Les golfeurs n’attendent plus que le feu vert

Denis Hudon
Les golfeurs n’attendent plus que le feu vert
(Photo : courtoisie)

Les golfeurs commencent à avoir des fourmis dans les jambes et  n’attendent plus qu’un signal de Québec pour amorcer leur saison.

Au Club de golf Dolbeau, c’est comme ailleurs, on attend de voir ce que le gouvernement fera dans les prochains jours ou semaines au sujet du confinement imposé en raison de  la COVID-19. Le nouveau président depuis décembre dernier, Réjean Lalancette, demeure toutefois confiant de pouvoir amorcer bientôt la saison de golf.

« Le premier ministre Legault a commencé à permettre à certaines entreprises de redémarrer leurs activités, c’est encourageant ».
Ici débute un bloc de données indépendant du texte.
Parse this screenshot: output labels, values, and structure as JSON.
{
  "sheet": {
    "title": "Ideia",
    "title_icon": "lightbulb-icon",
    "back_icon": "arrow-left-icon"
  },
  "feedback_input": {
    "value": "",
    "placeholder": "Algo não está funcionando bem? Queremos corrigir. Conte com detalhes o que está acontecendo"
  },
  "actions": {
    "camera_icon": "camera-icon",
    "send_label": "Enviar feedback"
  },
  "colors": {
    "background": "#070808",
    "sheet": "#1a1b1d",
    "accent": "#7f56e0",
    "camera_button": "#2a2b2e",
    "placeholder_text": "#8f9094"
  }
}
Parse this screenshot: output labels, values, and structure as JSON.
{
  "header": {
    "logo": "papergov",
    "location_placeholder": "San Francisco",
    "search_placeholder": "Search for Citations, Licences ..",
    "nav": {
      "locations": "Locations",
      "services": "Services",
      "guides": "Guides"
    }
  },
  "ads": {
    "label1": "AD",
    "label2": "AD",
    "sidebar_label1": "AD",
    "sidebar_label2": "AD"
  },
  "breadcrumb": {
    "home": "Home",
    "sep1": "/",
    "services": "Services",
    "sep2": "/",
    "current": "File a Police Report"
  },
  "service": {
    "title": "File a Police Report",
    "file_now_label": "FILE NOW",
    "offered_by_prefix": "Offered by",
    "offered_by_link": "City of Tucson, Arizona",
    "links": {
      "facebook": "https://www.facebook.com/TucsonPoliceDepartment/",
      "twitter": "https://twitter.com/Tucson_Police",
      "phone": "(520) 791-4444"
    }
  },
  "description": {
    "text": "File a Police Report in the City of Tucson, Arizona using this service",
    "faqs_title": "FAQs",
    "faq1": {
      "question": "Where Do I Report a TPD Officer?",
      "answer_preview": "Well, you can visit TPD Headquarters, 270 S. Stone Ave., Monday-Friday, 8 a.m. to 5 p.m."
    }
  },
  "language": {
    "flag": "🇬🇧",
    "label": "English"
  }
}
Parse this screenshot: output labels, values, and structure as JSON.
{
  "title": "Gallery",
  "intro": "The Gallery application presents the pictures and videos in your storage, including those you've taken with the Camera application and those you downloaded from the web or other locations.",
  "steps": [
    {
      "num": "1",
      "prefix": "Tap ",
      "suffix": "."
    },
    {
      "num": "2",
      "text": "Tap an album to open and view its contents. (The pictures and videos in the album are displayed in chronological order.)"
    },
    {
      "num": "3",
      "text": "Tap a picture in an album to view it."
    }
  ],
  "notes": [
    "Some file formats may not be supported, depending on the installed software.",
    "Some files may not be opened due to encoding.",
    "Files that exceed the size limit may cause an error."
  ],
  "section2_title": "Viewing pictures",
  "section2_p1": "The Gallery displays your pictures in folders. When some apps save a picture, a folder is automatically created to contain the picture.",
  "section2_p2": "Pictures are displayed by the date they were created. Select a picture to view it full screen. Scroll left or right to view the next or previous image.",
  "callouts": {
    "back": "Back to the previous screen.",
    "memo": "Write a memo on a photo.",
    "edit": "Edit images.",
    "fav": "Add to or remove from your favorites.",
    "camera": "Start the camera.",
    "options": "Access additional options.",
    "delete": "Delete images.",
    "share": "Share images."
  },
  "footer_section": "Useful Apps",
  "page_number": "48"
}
Réjean Lalancette s’attend donc à une ouverture du terrain aux amateurs de golf comme à l’habitude, vers la mi-mai ou les semaines qui vont suivre, mais avec certaines règles et consignes sanitaires.

Pour la distanciation sociale, il ne voit pas grande difficulté, ce n’est pas l’espace qui manque sur un terrain de golf. Point d’interrogation cependant pour les événements de rassemblements, comme les tournois, les 5 à 7 et la location de la salle.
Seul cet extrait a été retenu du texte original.